Find height and width of binary tree

Learn how to find height and width of binary and binary search tree.

Height and Width of binary tree

Height of a binary tree

Height of a binary tree is the maximum depth of the tree. As you can see in the above diagram the height of it is 4 because it contains 4 levels of depth.

To find out the depth of the tree we will create an algorithm which will perform the following operations.

  • We will recursively find out the depth of the left sub tree and right sub tree.
  • Then get the max of both sides depth and return it.
const bstHeight = (node) => {
  //If null return 0
  if(node === null){
    return 0;
  }
  
  //Get left sub tree height
  const leftHeight = bstHeight(node.left);
  
  //Get right sub tree height
  const rightHeight = bstHeight(node.right);
  
  //Return the max of them
  return leftHeight > rightHeight ? leftHeight + 1 : rightHeight + 1;
}
Input:
const tree = new BinarySearchTree();
tree.insert(10);
tree.insert(7);
tree.insert(11);
tree.insert(8);
tree.insert(20);
tree.insert(12);
tree.insert(5);

const root = tree.getRoot();
console.log(bstHeight(root));

Output:
4

Time complexity: O(n).
Space complexity: O(n).


Width of binary and binary search tree

The width of a binary tree is the number of nodes present at the given level. So here we will see how we can find the width at each level and return the maximum width of the tree.
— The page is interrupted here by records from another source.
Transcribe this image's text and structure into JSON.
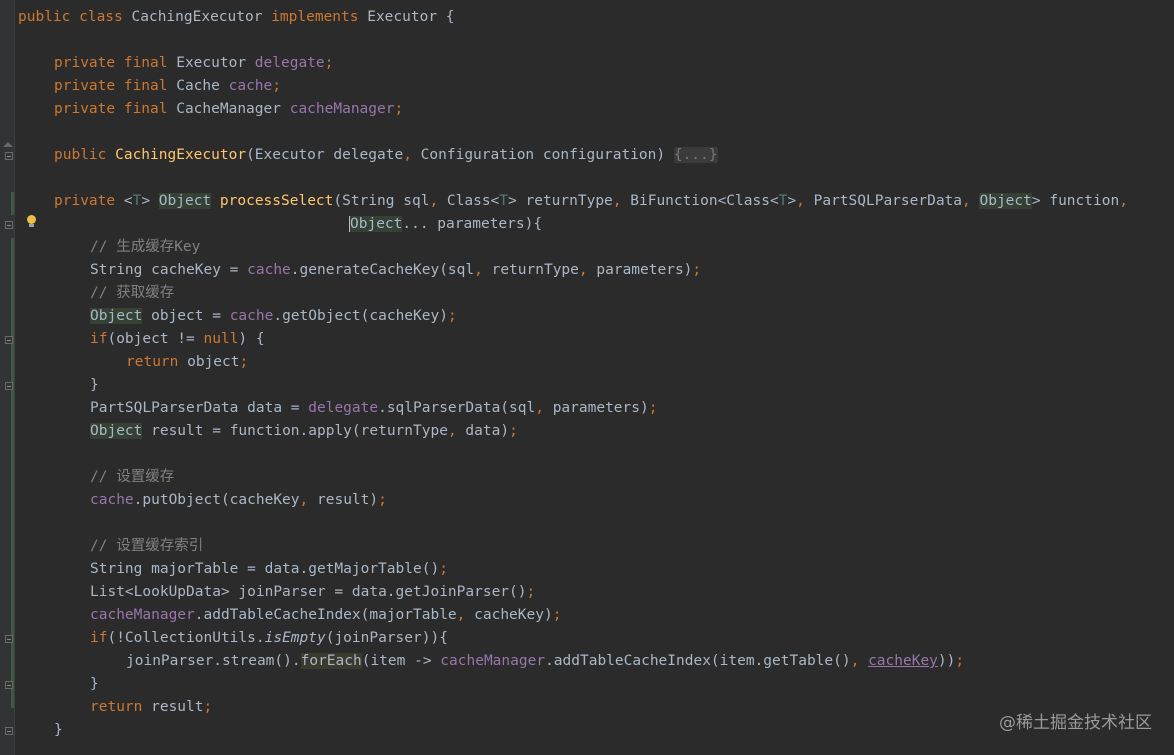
{
  "editor": {
    "lines": {
      "l0": [
        "public class ",
        "CachingExecutor ",
        "implements ",
        "Executor {"
      ],
      "l2": [
        "private final ",
        "Executor ",
        "delegate",
        ";"
      ],
      "l3": [
        "private final ",
        "Cache ",
        "cache",
        ";"
      ],
      "l4": [
        "private final ",
        "CacheManager ",
        "cacheManager",
        ";"
      ],
      "l6": [
        "public ",
        "CachingExecutor",
        "(Executor delegate",
        ", ",
        "Configuration configuration) ",
        "{...}"
      ],
      "l8": [
        "private ",
        "<",
        "T",
        "> ",
        "Object",
        " ",
        "processSelect",
        "(String sql",
        ", ",
        "Class<",
        "T",
        "> returnType",
        ", ",
        "BiFunction<Class<",
        "T",
        ">",
        ", ",
        "PartSQLParserData",
        ", ",
        "Object",
        "> function",
        ","
      ],
      "l9": [
        "Object",
        "... parameters){"
      ],
      "l10": [
        "// 生成缓存Key"
      ],
      "l11": [
        "String cacheKey = ",
        "cache",
        ".generateCacheKey(sql",
        ", ",
        "returnType",
        ", ",
        "parameters)",
        ";"
      ],
      "l12": [
        "// 获取缓存"
      ],
      "l13": [
        "Object",
        " object = ",
        "cache",
        ".getObject(cacheKey)",
        ";"
      ],
      "l14": [
        "if",
        "(object != ",
        "null",
        ") {"
      ],
      "l15": [
        "return ",
        "object",
        ";"
      ],
      "l16": [
        "}"
      ],
      "l17": [
        "PartSQLParserData data = ",
        "delegate",
        ".sqlParserData(sql",
        ", ",
        "parameters)",
        ";"
      ],
      "l18": [
        "Object",
        " result = function.apply(returnType",
        ", ",
        "data)",
        ";"
      ],
      "l20": [
        "// 设置缓存"
      ],
      "l21": [
        "cache",
        ".putObject(cacheKey",
        ", ",
        "result)",
        ";"
      ],
      "l23": [
        "// 设置缓存索引"
      ],
      "l24": [
        "String majorTable = data.getMajorTable()",
        ";"
      ],
      "l25": [
        "List<LookUpData> joinParser = data.getJoinParser()",
        ";"
      ],
      "l26": [
        "cacheManager",
        ".addTableCacheIndex(majorTable",
        ", ",
        "cacheKey)",
        ";"
      ],
      "l27": [
        "if",
        "(!CollectionUtils.",
        "isEmpty",
        "(joinParser)){"
      ],
      "l28": [
        "joinParser.stream().",
        "forEach",
        "(item -> ",
        "cacheManager",
        ".addTableCacheIndex(item.getTable()",
        ", ",
        "cacheKey",
        "))",
        ";"
      ],
      "l29": [
        "}"
      ],
      "l30": [
        "return ",
        "result",
        ";"
      ],
      "l31": [
        "}"
      ]
    }
  },
  "icons": {
    "intention": "lightbulb-icon",
    "fold": "fold-marker-icon"
  },
  "colors": {
    "background": "#2b2b2b",
    "keyword": "#cc7832",
    "field": "#9876aa",
    "method": "#ffc66d",
    "comment": "#808080",
    "type_param": "#507874",
    "text": "#a9b7c6"
  },
  "watermark": "@稀土掘金技术社区"
}
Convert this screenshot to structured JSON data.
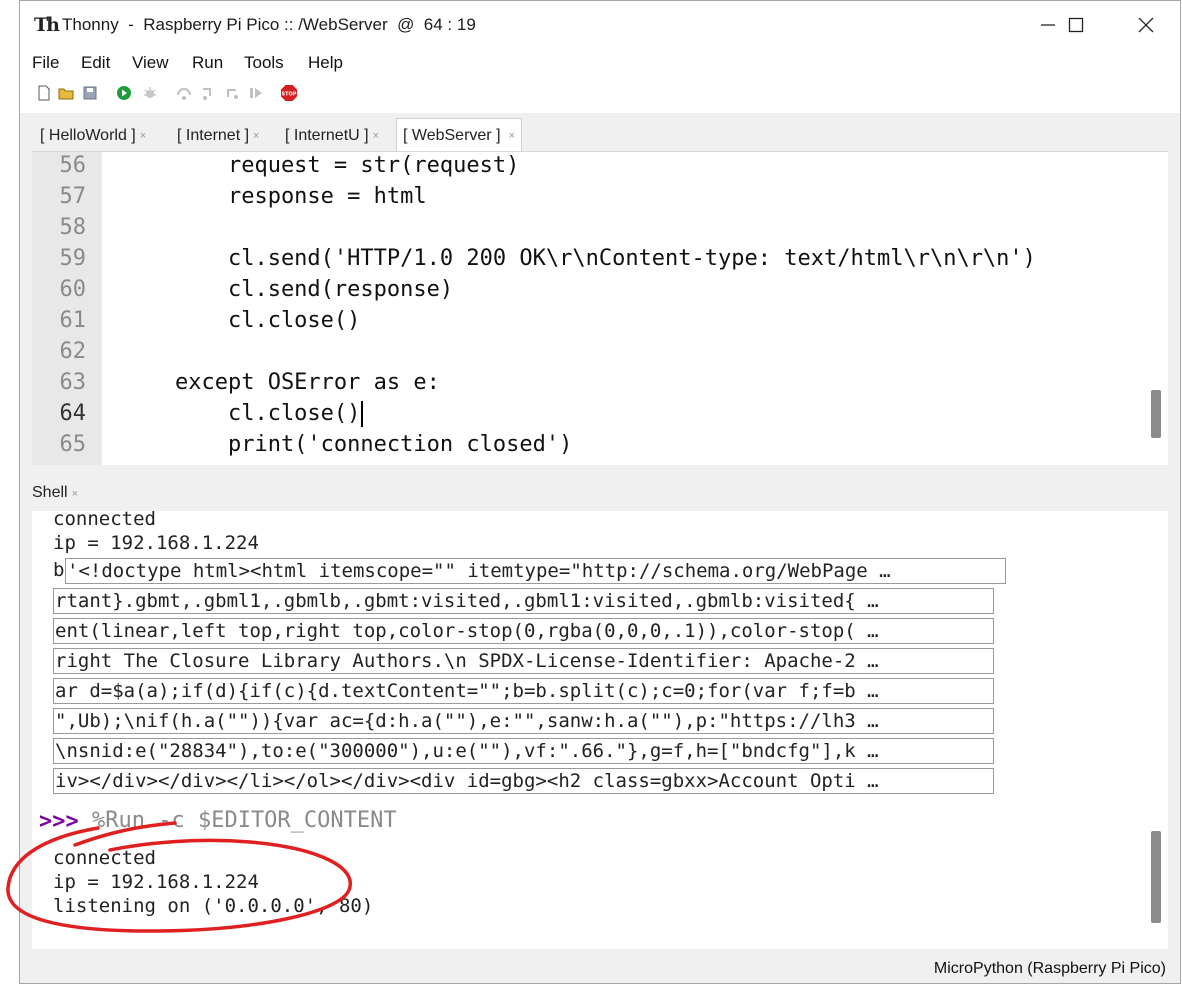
{
  "window": {
    "icon_text": "Th",
    "title": "Thonny  -  Raspberry Pi Pico :: /WebServer  @  64 : 19"
  },
  "menu": [
    "File",
    "Edit",
    "View",
    "Run",
    "Tools",
    "Help"
  ],
  "toolbar_icons": [
    "new-file-icon",
    "open-file-icon",
    "save-icon",
    "run-icon",
    "debug-icon",
    "step-over-icon",
    "step-into-icon",
    "step-out-icon",
    "resume-icon",
    "stop-icon"
  ],
  "stop_label": "STOP",
  "tabs": [
    {
      "label": "[ HelloWorld ]",
      "close": "×"
    },
    {
      "label": "[ Internet ]",
      "close": "×"
    },
    {
      "label": "[ InternetU ]",
      "close": "×"
    },
    {
      "label": "[ WebServer ]",
      "close": "×"
    }
  ],
  "editor": {
    "current_line": "64",
    "lines": [
      {
        "n": "56",
        "code": "        request = str(request)"
      },
      {
        "n": "57",
        "code": "        response = html"
      },
      {
        "n": "58",
        "code": ""
      },
      {
        "n": "59",
        "code": "        cl.send('HTTP/1.0 200 OK\\r\\nContent-type: text/html\\r\\n\\r\\n')"
      },
      {
        "n": "60",
        "code": "        cl.send(response)"
      },
      {
        "n": "61",
        "code": "        cl.close()"
      },
      {
        "n": "62",
        "code": ""
      },
      {
        "n": "63",
        "code": "    except OSError as e:"
      },
      {
        "n": "64",
        "code": "        cl.close()"
      },
      {
        "n": "65",
        "code": "        print('connection closed')"
      }
    ]
  },
  "shell": {
    "tab_label": "Shell",
    "tab_close": "×",
    "pre_lines": [
      "connected",
      "ip = 192.168.1.224"
    ],
    "b_prefix": "b",
    "truncated_lines": [
      "'<!doctype html><html itemscope=\"\" itemtype=\"http://schema.org/WebPage …",
      "rtant}.gbmt,.gbml1,.gbmlb,.gbmt:visited,.gbml1:visited,.gbmlb:visited{ …",
      "ent(linear,left top,right top,color-stop(0,rgba(0,0,0,.1)),color-stop( …",
      "right The Closure Library Authors.\\n SPDX-License-Identifier: Apache-2 …",
      "ar d=$a(a);if(d){if(c){d.textContent=\"\";b=b.split(c);c=0;for(var f;f=b …",
      "\",Ub);\\nif(h.a(\"\")){var ac={d:h.a(\"\"),e:\"\",sanw:h.a(\"\"),p:\"https://lh3 …",
      "\\nsnid:e(\"28834\"),to:e(\"300000\"),u:e(\"\"),vf:\".66.\"},g=f,h=[\"bndcfg\"],k …",
      "iv></div></div></li></ol></div><div id=gbg><h2 class=gbxx>Account Opti …"
    ],
    "prompt": ">>>",
    "run_command": "%Run -c $EDITOR_CONTENT",
    "post_lines": [
      "connected",
      "ip = 192.168.1.224",
      "listening on ('0.0.0.0', 80)"
    ]
  },
  "status": "MicroPython (Raspberry Pi Pico)",
  "colors": {
    "annotation": "#e02020",
    "prompt": "#7a00a0",
    "stop": "#d42020",
    "run": "#1f9d3c"
  }
}
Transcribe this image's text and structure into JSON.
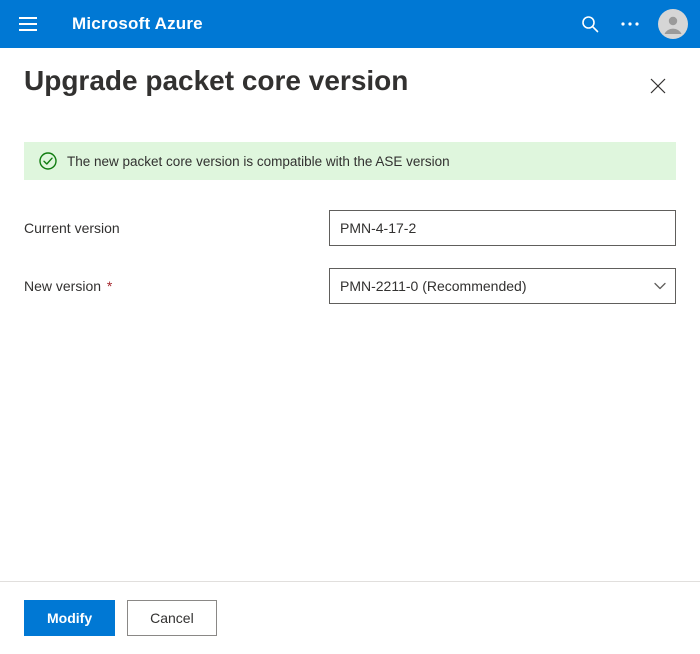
{
  "header": {
    "brand": "Microsoft Azure"
  },
  "blade": {
    "title": "Upgrade packet core version"
  },
  "status": {
    "message": "The new packet core version is compatible with the ASE version",
    "color": "#107c10",
    "background": "#dff6dd"
  },
  "form": {
    "current_version_label": "Current version",
    "current_version_value": "PMN-4-17-2",
    "new_version_label": "New version",
    "new_version_required": "*",
    "new_version_value": "PMN-2211-0 (Recommended)"
  },
  "footer": {
    "modify_label": "Modify",
    "cancel_label": "Cancel"
  }
}
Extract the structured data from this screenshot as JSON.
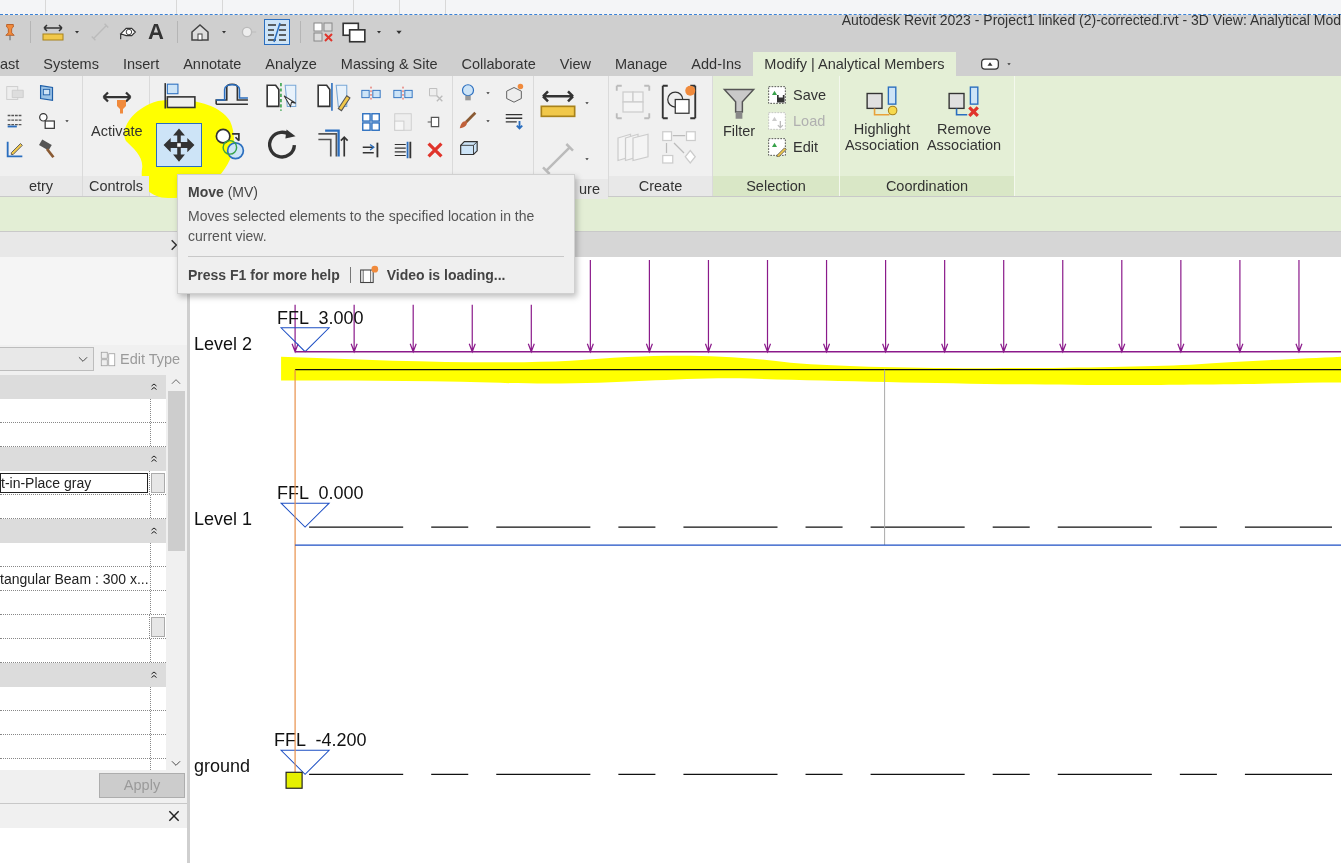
{
  "window": {
    "title": "Autodesk Revit 2023 - Project1 linked (2)-corrected.rvt - 3D View: Analytical Mod"
  },
  "quick_access": {
    "text_tool": "A"
  },
  "tabs": [
    {
      "label": "ast",
      "selected": false
    },
    {
      "label": "Systems",
      "selected": false
    },
    {
      "label": "Insert",
      "selected": false
    },
    {
      "label": "Annotate",
      "selected": false
    },
    {
      "label": "Analyze",
      "selected": false
    },
    {
      "label": "Massing & Site",
      "selected": false
    },
    {
      "label": "Collaborate",
      "selected": false
    },
    {
      "label": "View",
      "selected": false
    },
    {
      "label": "Manage",
      "selected": false
    },
    {
      "label": "Add-Ins",
      "selected": false
    },
    {
      "label": "Modify | Analytical Members",
      "selected": true
    }
  ],
  "ribbon": {
    "panels": [
      {
        "kind": "geometry",
        "label": "etry",
        "contextual": false
      },
      {
        "kind": "controls",
        "label": "Controls",
        "contextual": false,
        "buttons": [
          {
            "label": "Activate",
            "disabled": false
          }
        ]
      },
      {
        "kind": "modify",
        "contextual": false,
        "buttons": [
          {
            "selected": true
          }
        ]
      },
      {
        "kind": "view",
        "contextual": false
      },
      {
        "kind": "measure",
        "label": "ure",
        "contextual": false
      },
      {
        "kind": "create",
        "label": "Create",
        "contextual": false
      },
      {
        "kind": "selection",
        "label": "Selection",
        "contextual": true,
        "buttons": [
          {
            "label": "Filter",
            "disabled": false
          },
          {
            "label": "Save",
            "disabled": false
          },
          {
            "label": "Load",
            "disabled": true
          },
          {
            "label": "Edit",
            "disabled": false
          }
        ]
      },
      {
        "kind": "coordination",
        "label": "Coordination",
        "contextual": true,
        "buttons": [
          {
            "label": "Highlight Association",
            "disabled": false
          },
          {
            "label": "Remove Association",
            "disabled": false
          }
        ]
      }
    ]
  },
  "tooltip": {
    "title": "Move",
    "shortcut": "(MV)",
    "description": "Moves selected elements to the specified location in the current view.",
    "help": "Press F1 for more help",
    "video": "Video is loading..."
  },
  "properties": {
    "edit_type": {
      "label": "Edit Type",
      "disabled": true
    },
    "groups": [
      {
        "rows": [
          {
            "kind": "blank"
          },
          {
            "kind": "blank"
          }
        ]
      },
      {
        "rows": [
          {
            "kind": "field",
            "value": "t-in-Place gray"
          },
          {
            "kind": "blank"
          }
        ]
      },
      {
        "rows": [
          {
            "kind": "blank"
          },
          {
            "kind": "text",
            "value": "tangular Beam : 300 x..."
          },
          {
            "kind": "blank"
          },
          {
            "kind": "button"
          },
          {
            "kind": "blank"
          }
        ]
      },
      {
        "rows": [
          {
            "kind": "blank"
          },
          {
            "kind": "blank"
          },
          {
            "kind": "blank"
          },
          {
            "kind": "blank"
          }
        ]
      }
    ],
    "apply": {
      "label": "Apply",
      "disabled": true
    }
  },
  "view": {
    "levels": [
      {
        "name": "Level 2",
        "elevation": "FFL  3.000"
      },
      {
        "name": "Level 1",
        "elevation": "FFL  0.000"
      },
      {
        "name": "ground",
        "elevation": "FFL  -4.200"
      }
    ]
  }
}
We will use two different methods to find the width of BST.

Find width at each level and the return the max among them.

We will first get the height of the tree and then find the width by recursively checking number of nodes at every level.

const bstWidth = (node, level) => {
  //If null return 0
  if(node === null){
    return 0;
  }
  
  //If at root level return 1
  if(level === 1) return 1;
  
  //Else recursively find the width at each level
  if(level > 1){
    return bstWidth(node.left, level - 1)  + bstWidth(node.right, level - 1);
  };
  
  return 0;
}

Then we will return the maximum width of them.

const maxBSTWidth = (node) => {
  let maxWidth = 0;
  let width, height = bstHeight(node);
  
  /* Get width of each level and compare  
  the width with maximum width so far */
  for(let i = 1; i <= height; i++)  
  { 
    width = bstWidth(node, i); 
    if (width > maxWidth) {
      maxWidth = width; 
    }
  } 

  return maxWidth; 
}
Input:
const tree = new BinarySearchTree();
tree.insert(10);
tree.insert(7);
tree.insert(11);
tree.insert(8);
tree.insert(20);
tree.insert(12);
tree.insert(5);

const root = tree.getRoot();
console.log(maxBSTWidth(root));

Output:
3

Time complexity: O(n^2).
Space complexity: O(n * h) where h is the height of the tree.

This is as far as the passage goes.